Though TouchWiz isn't the fastest or best-looking Android UI, there's no denying that advancements have been made on the software side too. Flatter icons, slimmed-down fonts and an acceptance of Google's Android design principles contribute to a more modern software experience. Apps like S Health, the Gallery app's "Studio" mode and Smart Remote add real value, to say nothing of the excellent Samsung camera app. The TouchWiz of 2014 is also more visually consistent, and just more enjoyable to use than before.

The problem is these are baby steps forward, in an industry where rivals are leaping ahead in terms of responsiveness, build quality and software design.

Samsung Galaxy S5Samsung Galaxy S5

The Galaxy S5 doesn't give much ammunition to the haters, and there's really nothing wrong with the phone per se. Even the S5's less favorable aspects are merely average, or, like "My Magazine," easily disabled. But just as there's no Achilles' heel, there's no real killer app or standout hardware feature for the GS5. We might've hailed the phone's 16-megapixel ISOCELL camera as a major strength, but even this has to be tempered with a word of warning about its poor low-light performance.

This is a phone which never really disappoints, but rarely exceeds the sum of its parts.
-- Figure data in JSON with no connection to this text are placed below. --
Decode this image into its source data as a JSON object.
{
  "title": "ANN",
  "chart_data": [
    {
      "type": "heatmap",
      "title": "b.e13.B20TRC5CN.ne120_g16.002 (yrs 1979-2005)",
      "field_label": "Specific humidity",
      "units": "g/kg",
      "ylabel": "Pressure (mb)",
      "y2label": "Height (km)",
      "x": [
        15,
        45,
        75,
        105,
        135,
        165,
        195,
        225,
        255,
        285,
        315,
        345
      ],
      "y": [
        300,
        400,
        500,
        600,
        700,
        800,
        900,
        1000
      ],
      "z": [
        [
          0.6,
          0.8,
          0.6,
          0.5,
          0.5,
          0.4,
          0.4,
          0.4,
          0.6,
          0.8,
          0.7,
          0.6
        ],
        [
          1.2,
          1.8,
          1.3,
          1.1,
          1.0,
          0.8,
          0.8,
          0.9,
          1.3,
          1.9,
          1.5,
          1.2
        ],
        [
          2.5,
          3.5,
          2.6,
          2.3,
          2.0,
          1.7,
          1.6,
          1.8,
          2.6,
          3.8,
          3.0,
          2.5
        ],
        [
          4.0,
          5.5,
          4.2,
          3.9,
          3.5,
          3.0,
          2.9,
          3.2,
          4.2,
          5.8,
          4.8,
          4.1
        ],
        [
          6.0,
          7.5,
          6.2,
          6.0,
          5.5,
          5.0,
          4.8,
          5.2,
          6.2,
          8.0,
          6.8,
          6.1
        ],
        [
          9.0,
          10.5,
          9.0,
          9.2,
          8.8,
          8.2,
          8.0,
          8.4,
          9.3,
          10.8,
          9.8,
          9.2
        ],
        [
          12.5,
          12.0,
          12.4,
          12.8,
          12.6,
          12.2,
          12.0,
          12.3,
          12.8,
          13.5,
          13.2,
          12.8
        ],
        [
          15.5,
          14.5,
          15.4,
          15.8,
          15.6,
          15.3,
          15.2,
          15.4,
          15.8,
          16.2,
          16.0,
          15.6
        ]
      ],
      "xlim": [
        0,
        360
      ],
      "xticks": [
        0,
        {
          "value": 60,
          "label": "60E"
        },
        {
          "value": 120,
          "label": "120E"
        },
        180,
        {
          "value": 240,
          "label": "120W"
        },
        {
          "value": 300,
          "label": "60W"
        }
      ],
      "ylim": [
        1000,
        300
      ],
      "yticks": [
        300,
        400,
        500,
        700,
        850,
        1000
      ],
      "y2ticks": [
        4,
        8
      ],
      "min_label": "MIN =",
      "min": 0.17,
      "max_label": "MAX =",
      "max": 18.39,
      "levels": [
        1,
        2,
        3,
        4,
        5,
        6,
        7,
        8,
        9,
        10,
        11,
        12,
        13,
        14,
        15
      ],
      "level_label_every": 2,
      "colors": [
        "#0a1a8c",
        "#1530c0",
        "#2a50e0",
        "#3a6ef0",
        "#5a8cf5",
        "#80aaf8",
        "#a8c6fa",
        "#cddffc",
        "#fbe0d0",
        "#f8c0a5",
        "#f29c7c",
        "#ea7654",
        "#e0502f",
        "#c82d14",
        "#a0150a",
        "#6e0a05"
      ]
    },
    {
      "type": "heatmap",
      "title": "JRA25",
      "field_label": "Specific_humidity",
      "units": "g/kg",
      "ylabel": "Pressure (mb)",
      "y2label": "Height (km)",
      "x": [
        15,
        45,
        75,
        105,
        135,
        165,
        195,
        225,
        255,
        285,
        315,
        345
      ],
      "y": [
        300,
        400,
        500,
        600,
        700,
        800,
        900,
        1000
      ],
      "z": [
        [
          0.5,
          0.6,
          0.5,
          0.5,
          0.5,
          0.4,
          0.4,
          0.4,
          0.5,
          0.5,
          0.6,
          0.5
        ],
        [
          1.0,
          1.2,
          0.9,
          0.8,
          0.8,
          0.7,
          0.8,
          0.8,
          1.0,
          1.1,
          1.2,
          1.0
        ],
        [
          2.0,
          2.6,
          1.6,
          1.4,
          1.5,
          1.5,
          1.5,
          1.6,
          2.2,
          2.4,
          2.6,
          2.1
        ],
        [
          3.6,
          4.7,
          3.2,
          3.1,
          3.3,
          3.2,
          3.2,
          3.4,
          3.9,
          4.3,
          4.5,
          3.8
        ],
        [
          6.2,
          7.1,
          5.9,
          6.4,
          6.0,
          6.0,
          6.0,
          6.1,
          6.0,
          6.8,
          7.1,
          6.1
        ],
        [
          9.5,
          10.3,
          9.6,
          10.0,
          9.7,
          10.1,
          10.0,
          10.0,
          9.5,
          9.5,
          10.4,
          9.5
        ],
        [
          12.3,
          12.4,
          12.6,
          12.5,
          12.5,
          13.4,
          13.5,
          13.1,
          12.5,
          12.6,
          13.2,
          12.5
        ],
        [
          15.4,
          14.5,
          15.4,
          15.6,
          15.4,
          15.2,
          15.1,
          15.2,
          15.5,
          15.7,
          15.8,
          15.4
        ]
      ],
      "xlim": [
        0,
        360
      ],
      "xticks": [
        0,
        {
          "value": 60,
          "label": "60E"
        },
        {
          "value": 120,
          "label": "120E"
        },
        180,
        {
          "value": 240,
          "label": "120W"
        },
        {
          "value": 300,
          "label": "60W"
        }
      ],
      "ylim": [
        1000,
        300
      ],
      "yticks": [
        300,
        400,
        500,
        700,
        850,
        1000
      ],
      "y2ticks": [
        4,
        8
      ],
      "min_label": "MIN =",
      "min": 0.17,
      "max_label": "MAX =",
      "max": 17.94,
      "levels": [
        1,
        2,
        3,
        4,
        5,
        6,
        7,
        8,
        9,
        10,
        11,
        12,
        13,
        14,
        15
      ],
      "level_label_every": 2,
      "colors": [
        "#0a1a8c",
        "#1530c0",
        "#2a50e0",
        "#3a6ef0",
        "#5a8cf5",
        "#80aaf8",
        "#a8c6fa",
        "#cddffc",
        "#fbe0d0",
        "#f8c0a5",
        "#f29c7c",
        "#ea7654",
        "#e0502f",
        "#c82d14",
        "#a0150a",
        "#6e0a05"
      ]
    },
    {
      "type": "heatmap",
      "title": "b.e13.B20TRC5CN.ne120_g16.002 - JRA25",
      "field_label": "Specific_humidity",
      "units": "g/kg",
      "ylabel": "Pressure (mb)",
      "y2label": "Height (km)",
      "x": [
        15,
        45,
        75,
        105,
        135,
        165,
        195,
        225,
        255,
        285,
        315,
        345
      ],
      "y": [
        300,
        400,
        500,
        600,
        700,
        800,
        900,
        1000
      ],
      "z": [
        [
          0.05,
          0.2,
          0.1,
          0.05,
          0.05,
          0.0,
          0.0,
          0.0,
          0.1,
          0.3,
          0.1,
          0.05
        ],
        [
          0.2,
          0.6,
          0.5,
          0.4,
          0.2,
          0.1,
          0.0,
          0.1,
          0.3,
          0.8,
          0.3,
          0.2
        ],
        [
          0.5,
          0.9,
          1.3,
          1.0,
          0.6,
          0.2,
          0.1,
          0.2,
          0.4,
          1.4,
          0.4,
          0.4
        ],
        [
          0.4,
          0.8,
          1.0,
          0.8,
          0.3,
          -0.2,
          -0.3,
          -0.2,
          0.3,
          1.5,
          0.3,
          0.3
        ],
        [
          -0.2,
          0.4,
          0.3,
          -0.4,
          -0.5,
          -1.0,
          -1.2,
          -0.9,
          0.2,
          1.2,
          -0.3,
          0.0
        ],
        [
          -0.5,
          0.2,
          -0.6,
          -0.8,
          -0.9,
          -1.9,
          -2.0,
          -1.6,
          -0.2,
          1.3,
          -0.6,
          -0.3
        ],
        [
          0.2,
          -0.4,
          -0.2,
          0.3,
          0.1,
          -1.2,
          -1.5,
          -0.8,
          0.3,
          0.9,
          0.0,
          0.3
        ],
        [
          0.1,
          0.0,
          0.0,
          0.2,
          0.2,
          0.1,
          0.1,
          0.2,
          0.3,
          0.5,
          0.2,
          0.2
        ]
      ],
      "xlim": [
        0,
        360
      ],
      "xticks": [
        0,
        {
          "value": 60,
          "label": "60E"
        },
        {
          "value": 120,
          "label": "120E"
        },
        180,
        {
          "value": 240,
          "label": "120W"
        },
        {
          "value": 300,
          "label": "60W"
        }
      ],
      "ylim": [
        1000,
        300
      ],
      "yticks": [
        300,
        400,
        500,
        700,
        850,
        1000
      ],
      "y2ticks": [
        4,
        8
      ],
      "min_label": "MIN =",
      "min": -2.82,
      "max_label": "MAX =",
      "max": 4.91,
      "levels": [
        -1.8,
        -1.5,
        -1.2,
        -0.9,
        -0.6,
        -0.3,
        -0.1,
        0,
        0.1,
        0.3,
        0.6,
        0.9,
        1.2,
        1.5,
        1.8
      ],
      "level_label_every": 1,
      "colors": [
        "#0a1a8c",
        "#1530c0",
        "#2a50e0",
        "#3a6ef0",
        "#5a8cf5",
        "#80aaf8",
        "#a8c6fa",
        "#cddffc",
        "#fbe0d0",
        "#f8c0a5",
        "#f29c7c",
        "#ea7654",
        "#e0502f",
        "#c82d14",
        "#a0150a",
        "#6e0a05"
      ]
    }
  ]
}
Critics would argue that in the current market a mobile giant like Samsung needs to do better than just "not bad," and they'd be right. For all the positive changes in this year's Galaxy S5, rivals continue to nip at Samsung's heels as it focuses on an ever-growing feature list more than its core experience. The software and hardware have improved for sure, but in both areas Samsung finds itself lapped by HTC's excellent One M8.

Though none of that takes into account the behemoth that is the Samsung marketing budget.

All said, the Galaxy S5 inherits its predecessor's badge as a great all-rounder. GS5 buyers will be getting a solid high-end smartphone that's overflowing with software tricks both useful and superfluous. A handset more than competent in most areas, but not quite exceptional as a whole; a phone which never really disappoints, but at the same time rarely exceeds the sum of its parts.

A phone that's better, but not quite the best.